E quem morre de feijão?

A sua vontade não era diferente de qualquer outra: tinha fome. Alheio a todo conhecimento que o encontraria num futuro promissor, o menino se entregava a suas vontades como a mãe se entrega ao filho recém-nascido, ou ao menos se entregava na época dele. Sem muitos limites, mas grandes preceitos para a construção de um caráter sólido, o menino, perto de completar seu décimo primeiro aniversário, fora passar as férias escolares na casa da irmã que já havia casado e morava na cidade. A princípio fora meio difícil deixar a casa no sítio, gostava de poder comer a fruta da sua origem, de fazer coisas escondidas e ter onde esconder, afinal, toda criança é assim.
Na transição do bucólico para a paisagem nem tão campestre, a mente infantil fazia voltas dentro de seus limites imaginativos: “Será que a mãe vai descobrir que eu matei a galinha com a funda?”, “Acho que posso vender mais pés de alface...” Sobreposto a isso, ele fazia planos de como seriam os dias longe de casa sem o olhar atento a afetivo da mãe. Tinha em sua mente uma liberdade implícita: irmã não manda, apenas aconselha, e conselho segue-se quando bem entender. É incrível como a cabeça de uma criança consegue pensar em tantas coisas ao mesmo tempo vai da negação à afirmação antes mesmo que se pense em uma resposta concreta.
No ônibus, onde viajava sozinho pela primeira vez, tinha vergonha de olhar nos olhos das outras pessoas. Pensava ser uma invasão de privacidade, fora isso, abusava da observação da vida alheia e, de súbito, percebeu que o menino da sua frente mascava chiclete. Essa sim era uma paixão incontida. Não eram os cabelos da Mariquinha, nem o perfume da Rosinha, sua paixão era o gosto mastigado do chiclete. Tuti-fruti, morango, hortelã, menta, o que fosse, o gosto não importava muito. Perdeu a vergonha de encarar os olhos alheios e fitava a expressão superior do menino aparentemente abastado que mascava como se fosse a última goma do mundo. Efêmero, o gosto do chiclete acabou e o riquinho, tentando esconder, grudou a goma mascada na parte inferior do banco ao passo que o ônibus chegava ao seu destino. Todos saíram menos o menino guloso. Ainda salivando pela vontade e temeroso pela ação de furto que era embutida naquele ato, descolou o chiclete do banco. Sim, mascou o que já fora mascado, aprenderia só mais tarde que poucas babas são comestíveis.

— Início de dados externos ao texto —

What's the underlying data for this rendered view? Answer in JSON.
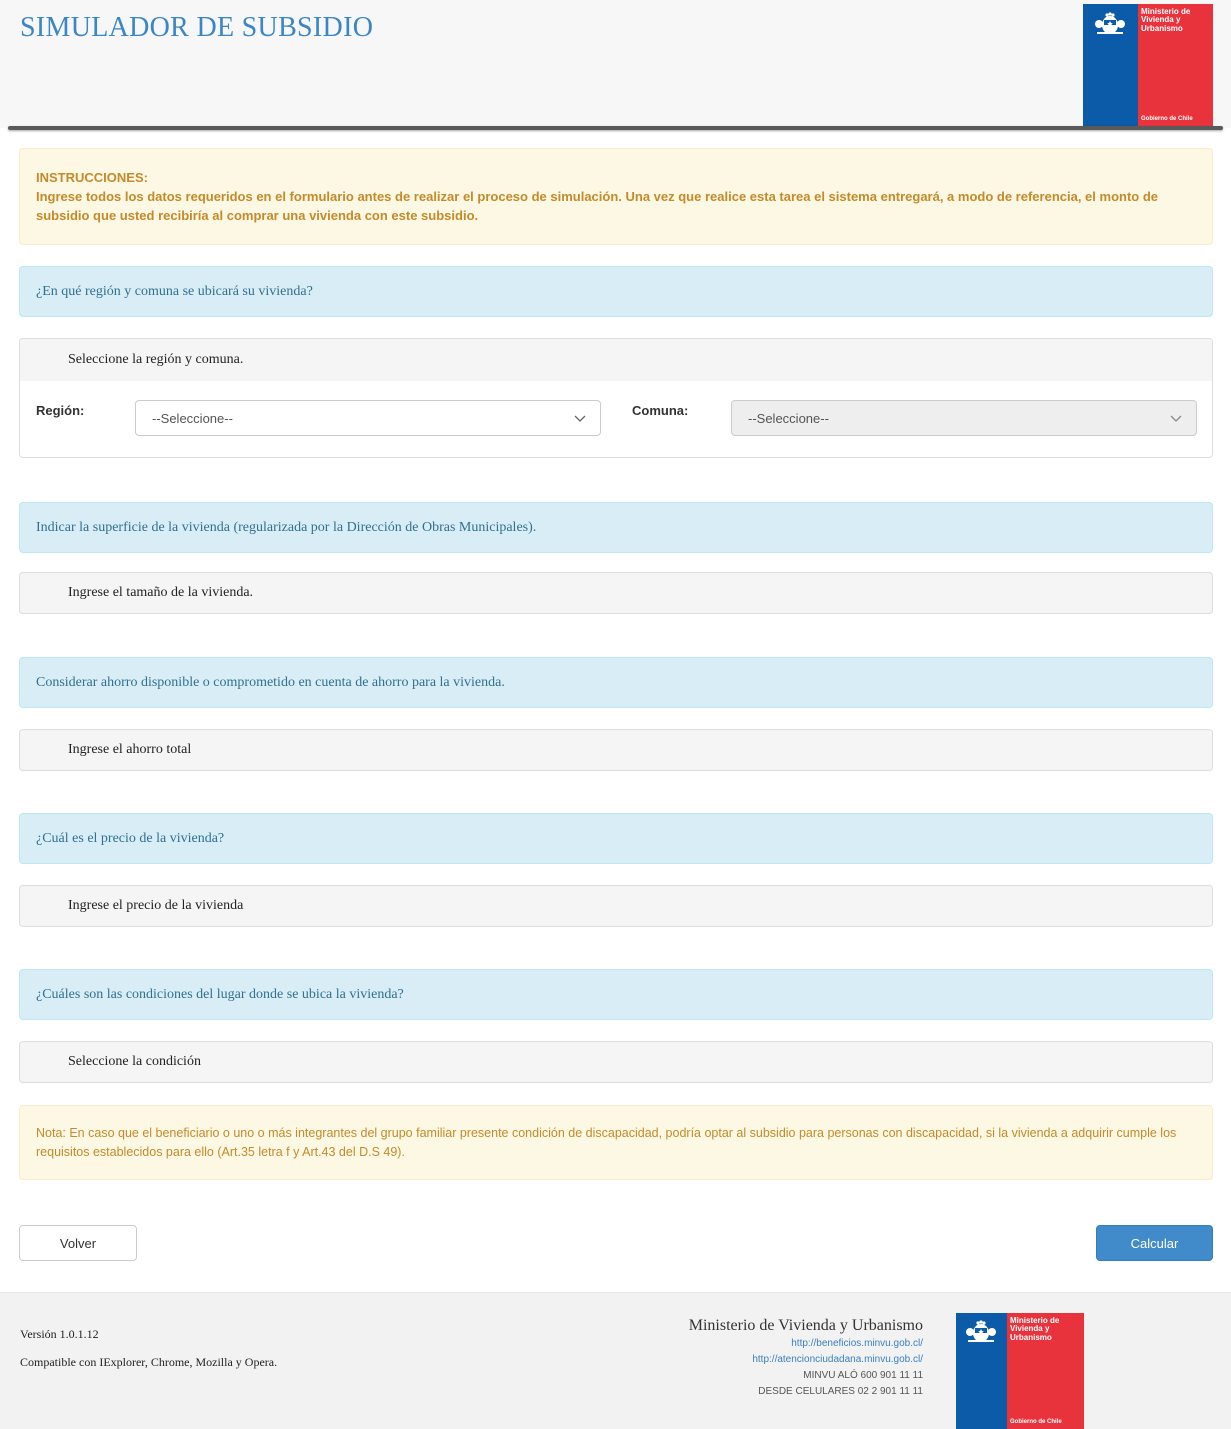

Acariciando a alma com cada mastigada no corpo rígido e sem gosto que trazia na boca ele foi caminhando em direção a sua irmã que o esperava na rodoviária. A irmã comentou que ele estava mais magro, precisava comer. Ele, mentalmente, lamentou como ela não parava de engordar, mas não teve liberdade de dizer, há muito ela havia saído de casa e a intimidade de irmãos vai se perdendo com a distância e a falta de contato. Ao chegar a casa onde passaria os próximos dias traçou um paralelo com o lugar onde morava: “apesar de pobres, éramos mais limpos”. Não que a irmã tivesse um padrão de vida elevado, mas possuía mais condições do que sua família no sítio, a casa de lá, apesar de ter o chão de barro batido, tinha um aspecto de limpeza permanente. A casa das férias, da irmã, tinha uma cor de sujeira, um tom que não mereceria entrar para a aquarela.
Os sobrinhos que tinham idade para serem primos, eram legais, uma simpatia convencionalizada pelo parentesco, mas choravam muito e sempre estavam com cara de criança gripada. A primeira noite foi um impacto: a cama não era boa, fazia muito calor e o cunhado (com cara de tio) roncava. Passada em claro a noite que tanto planejara durante os dias que precederam a viagem, acordou para um café simples, porém gostoso, que a irmã preparara especialmente para ele.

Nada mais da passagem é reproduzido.